VELO3D to 3D Print Parts For Supersonic Test Plane
Matthew Greenwood posted on June 24, 2019 |
Cutting-edge printing technology will create parts for Boom Supersonic’s XB-1 prototype.

Boom Supersonic has selected VELO3D to 3D print the flight hardware for its XB-1 supersonic demonstrator aircraft.

The XB-1 is a testing platform for many of the technologies that will form part of Boom’s potential successor to the Concorde. It features some of the most advanced aerospace technologies available: advanced carbon fiber composites, a refined delta wing platform, and a variable-geometry propulsion system.

Boom Supersonic showcases its XB-1 demonstrator aircraft.

As a supersonic aircraft, the XB-1 has unique design and performance requirements—which requires the highest level of quality in the 3D printing of its components. But conventional additive manufacturing solutions are too design restrictive for Boom’s purposes, and could result in parts that are poor quality or develop inconsistencies during manufacturing.

VELO3D’s Intelligent Fusion technology promises to overcome those limitations. The technology provides heightened design freedom when developing the part, and a high degree of control and quality assurance during production. Boom intends to rely on VELO3D’s expertise and technology to support further development of the XB-1 with its metal additive manufacturing solutions.

“High-speed air travel relies on technology that is proven to be safe, reliable, and efficient, and by partnering with VELO3D we’re aligning ourselves with a leader in additive manufacturing,” said Mike Jagemann, Head of XB-1 Production for Boom Supersonic. “VELO3D helped us understand the capabilities and limitations of metal additive manufacturing and the positive impact it would potentially have on our supersonic aircraft.”

The companies have already conducted validation trials of parts produced for the XB-1 and the results were promising. VELO3D created 3D-printed “mice” that were installed in the exhausts of the prototype to facilitate line testing for the engine during operation. The “mice” facilitated this testing by reducing the engine’s nozzle area to simulate an engine stall.

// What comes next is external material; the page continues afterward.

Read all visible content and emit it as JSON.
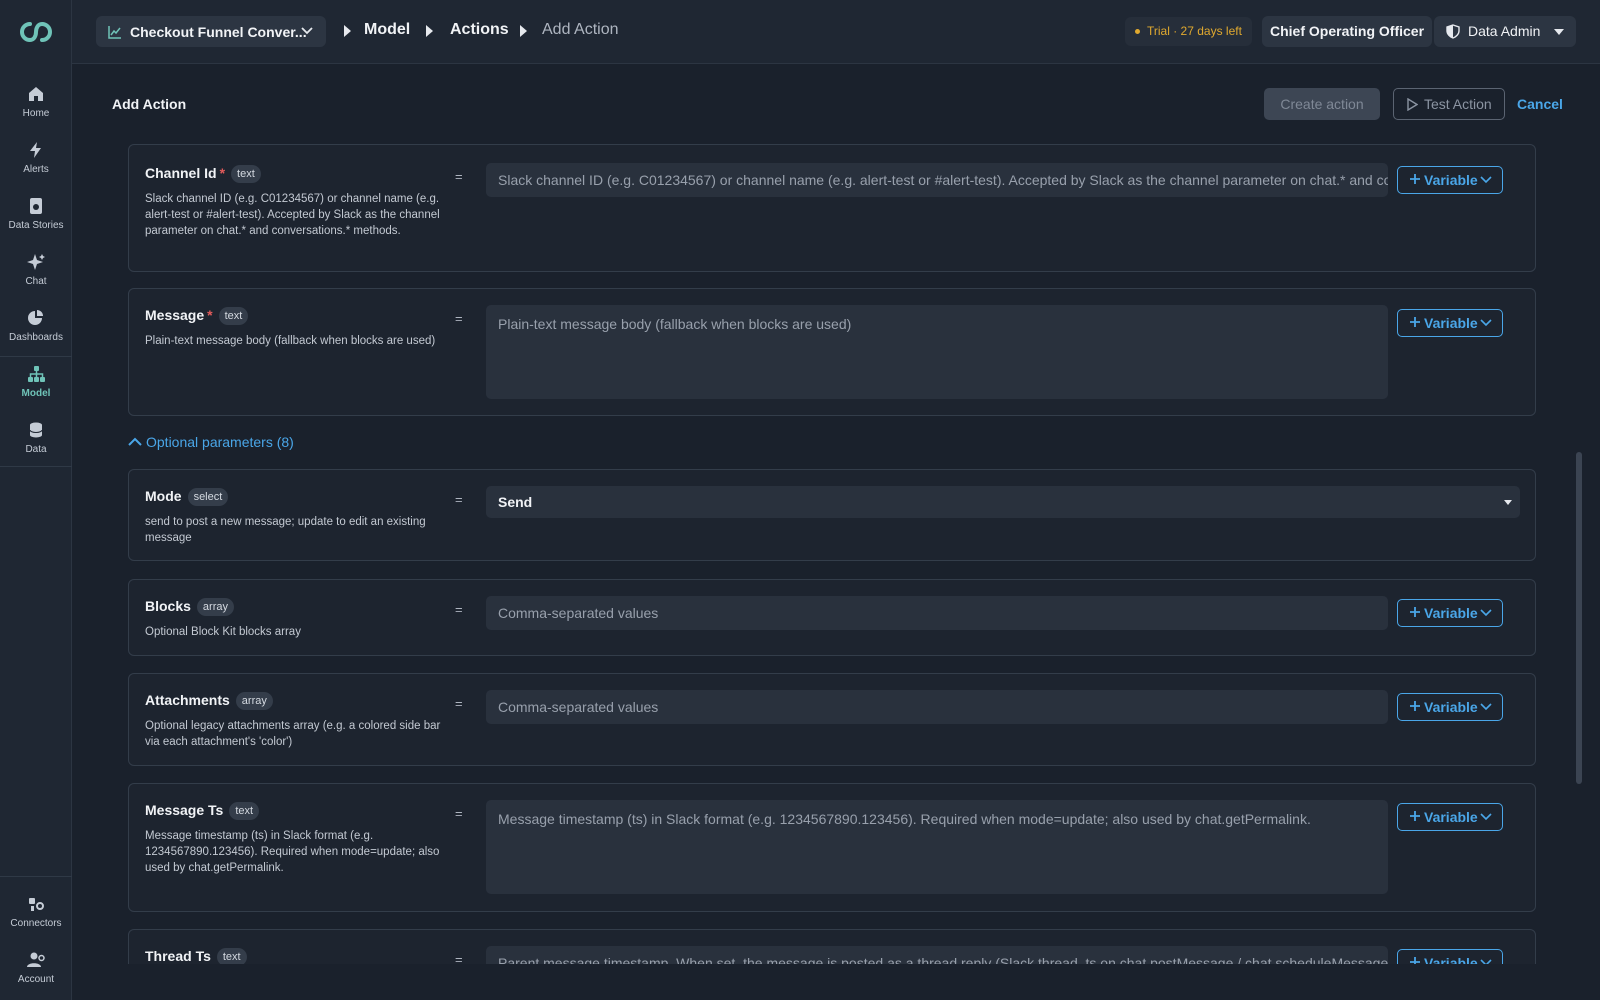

The test also simulated inlet flow distortion.

“Certification and the required quality assurance are a considerable challenge with today’s metal AM systems,” said Boom manufacturing engineer Ryan Bocook. “VELO3D Intelligent Fusion technology should be a significant step forward in terms of process control and metrology.”

VELO3D is now developing two titanium flight hardware parts for the prototype’s environmental control system—which would help enhance aircraft safety in a variety of conditions. The parts will be installed in the XB-1 early next year.

Boom’s ambition is to create 55-seat airplanes that fly at twice the speed of sound, with seats that are comparable in price to today’s business-class fares—and eventually, competitive with economy fares. VELO3D’s additive manufacturing technology should help the company reach those goals.